訴訟に参加するか否かに関わらず、訴訟告知を受けた債務者には、一定の裁判の効力が及びます(民事訴訟法53条4項・46条)。
登記または登録の請求権を保全するための債権者代位権
登記または登録をしなければ権利の得喪・変更を第三者に対抗することができない財産を譲り受けた者は、その譲渡人が第三者に対して有する登記請求権または登録請求権を行使しないときは、その権利を行使することができます(民法423条の7)。
この登記請求権・登録請求権の代位行使は、債務者の責任財産を保全するという債権者代位権の本来の趣旨からは外れていますが、後述する「転用」の一類型として判例上認められていたものです。
2020年4月1日に施行された改正民法により、登記請求権・登録請求権を保全するため、債権者代位権を行使できる旨が明記されました。
登記請求権・登録請求権の代位行使の対象となる財産は、主に不動産や自動車などです。
例えば、AがBから土地を購入したものの、その土地の登記簿上の所有者はまだCになっているとします。
この場合、BがCに対する登記請求権を行使しないときは、Aがその登記請求権を代位行使し、Cに対してBに登記名義を移転することを請求できます。

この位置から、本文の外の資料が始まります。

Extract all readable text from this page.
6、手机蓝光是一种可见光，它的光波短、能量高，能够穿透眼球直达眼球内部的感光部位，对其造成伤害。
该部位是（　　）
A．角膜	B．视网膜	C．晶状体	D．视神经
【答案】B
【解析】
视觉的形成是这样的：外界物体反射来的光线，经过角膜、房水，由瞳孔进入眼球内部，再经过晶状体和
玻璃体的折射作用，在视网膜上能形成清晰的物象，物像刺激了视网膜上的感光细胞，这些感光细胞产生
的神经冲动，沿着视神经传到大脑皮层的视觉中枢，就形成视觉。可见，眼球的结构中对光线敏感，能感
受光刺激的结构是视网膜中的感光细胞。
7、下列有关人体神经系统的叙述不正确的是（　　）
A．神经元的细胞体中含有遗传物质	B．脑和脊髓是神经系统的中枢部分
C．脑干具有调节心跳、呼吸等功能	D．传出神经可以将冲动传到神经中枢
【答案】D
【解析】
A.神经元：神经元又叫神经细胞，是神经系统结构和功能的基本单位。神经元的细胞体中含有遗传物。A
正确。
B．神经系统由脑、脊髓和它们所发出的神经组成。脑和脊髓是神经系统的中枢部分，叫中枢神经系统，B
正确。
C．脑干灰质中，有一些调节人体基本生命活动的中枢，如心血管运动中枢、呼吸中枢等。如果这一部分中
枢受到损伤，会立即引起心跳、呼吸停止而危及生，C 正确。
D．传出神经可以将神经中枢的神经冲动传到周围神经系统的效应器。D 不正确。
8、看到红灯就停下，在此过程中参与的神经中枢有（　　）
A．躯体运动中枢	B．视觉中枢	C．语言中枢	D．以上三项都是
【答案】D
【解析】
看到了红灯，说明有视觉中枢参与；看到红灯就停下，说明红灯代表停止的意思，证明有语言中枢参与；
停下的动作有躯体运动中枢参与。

なお、登記請求権・登録請求権を保全するための債権者代位権の行使については、以下の規定が準用されます。
- 相手方の抗弁(民法423条の4)
- 債務者の取立てその他の処分の権限等(民法423条の5)
- 被代位権利の行使に係る訴えを提起した場合の訴訟告知(民法423条の6)
債権者代位権の「転用」とは
債権者代位権は本来、債務者の責任財産を維持して強制執行の準備をするための制度です。そのため、債権者代位権の被保全債権は、金銭債権であることが原則とされています。
しかしながら判例上、金銭債権ではない権利を実現するため、その権利と密接に関連する権利の代位行使が容認されてきた例があります。これは、債権者代位権の「転用」と呼ばれるものです。
前述のとおり、「転用」の一類型である登記請求権と登録請求権を保全するための債権者代位権については、2020年4月1日に施行された改正民法によって明文化されました。
その他の「転用」については明文化が見送られましたが、現在でも判例上、以下の「転用」が認められると解されています。
① 不動産賃借人による妨害排除請求権の代位行使
② 抵当権者による妨害排除請求権の代位行使
不動産賃借人による妨害排除請求権の代位行使
不動産の賃借人は、その不動産を使用・収益させることを請求する権利を保全するため、賃貸人の第三者に対する妨害排除請求権を代位行使できると解されています(大審院昭和4年12月16日判決)。
例えば、AがBから借りた土地を、Cが不法占拠しているとします。
この場合、AはBのCに対する妨害排除請求権を代位行使し、Cに対して土地から出ていくよう請求できます。
抵当権者による妨害排除請求権の代位行使
不動産の抵当権者は、抵当不動産の交換価値の実現が妨げられ、自らの優先弁済請求権の行使が困難となるような状態があるときは、抵当権者の第三者に対する妨害排除請求権を代位行使できると解されています(最高裁平成11年11月24日判決)。
例えば、AがBの所有する土地について抵当権を有しており、その土地をCが不法占拠しているとします。
この場合、AはBのCに対する妨害排除請求権を代位行使し、Cに対して土地から出ていくよう請求できます。